Mercredi dernier, à Colmar. J’attends sagement Maëva, mon hôtesse du jour, dans un pub irlandais de la Grand-Rue. Elle doit rentrer un peu tard d’un déplacement professionnel. Un garçon tout juste sorti de l’adolescence m’offre une bière ; il vient de débuter sa carrière de gendarme, dans la vallée du Munster. Il a un peu trop bu et décline sa profession à qui veut bien l’entendre. Des types du bar le regardent d’un œil patibulaire. Maëva arrive à point nommé avant que la situation ne s’envenime.
Maëva, son truc, c’est la biodynamie. Elle travaille depuis quelques mois pour Demeter, une association chargée de certifier les agriculteurs travaillant sous ce label. Avant cela, elle s’est beaucoup cherchée : après des études d’ingénieur agronome classiques, elle n’avait appris que des méthodes d’agriculture conventionnelle, dopée aux pesticides. Elle n’arrive pas à faire semblant, à trouver sa place dans un système auquel elle ne croit pas. Alors elle plaque tout pour un voyage en Inde. Durant un mois et demi, là-bas, elle a travaillé dans une ferme internationale, et a appris des techniques alternatives. En rentrant, elle a une idée précise du chemin à suivre : elle rejoint Terre et Humanisme, le mouvement créé par Pierre Rabhi, puis postule finalement chez Demeter.

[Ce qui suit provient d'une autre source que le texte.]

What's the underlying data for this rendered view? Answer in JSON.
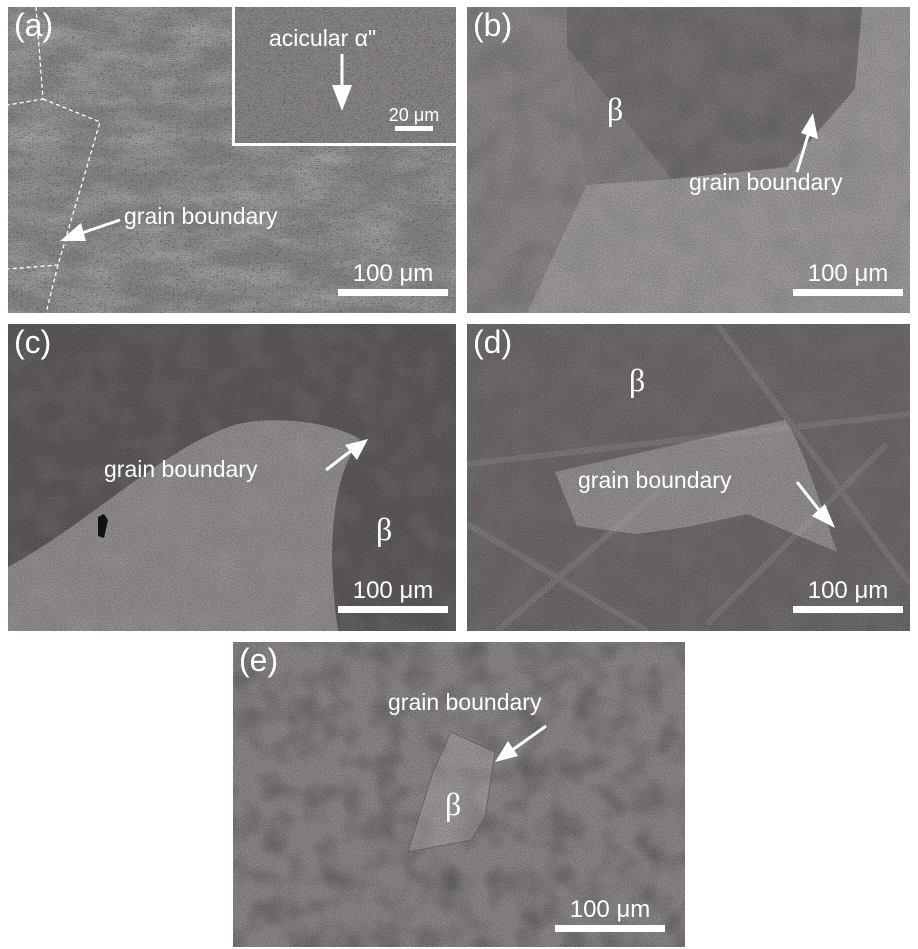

Devant quelques tisanes relevées de miel de sapin, elle va m’expliquer avec passion les bases de ce courant de pensée créé par Rudolf Steiner, un philosophe autrichien fondateur de l’anthroposophie. Ce n’est pas la première fois que j’entends ces termes, depuis le début de mon voyage. Luc notamment, dans le Gers, m’avait dit utiliser certaines techniques issues de la biodynamie. Au début, il n’y croyait pas, et avait essayé “pour voir” : réaliser un vortex en brassant durant une heure une préparation à base d’insectes morts, cela ne pouvait pas le débarrasser des nuisibles. Et pourtant, contre toute attente, cela a fonctionné. Alors, depuis, il continue.
Maëva m’énumèrera d’autres techniques du genre, à la limite de l’ésotérisme. Les résultats sont là : les légumes certifiés par Demeter sont plus bio que bio. Aucun produit chimique n’intervient durant leur cycle de vie. Le lendemain midi, elle me propose une démonstration concrète en m’emmenant au marché couvert de Colmar. Un stand est dédié à la biodynamie ; les fruits et les légumes y sont en effet magnifiques, et délicieux.
Nous pousserons la balade dans Colmar, qui m’a enchanté avec ses canaux et ses maisons à colombages. Ce jour-là il y fait très froid, le thermomètre passe régulièrement en-dessous de -5°C. En sortant de la ville pour partir vers les Vosges, le panorama est surréaliste avec ses vignes gelées et ses arbres enneigés.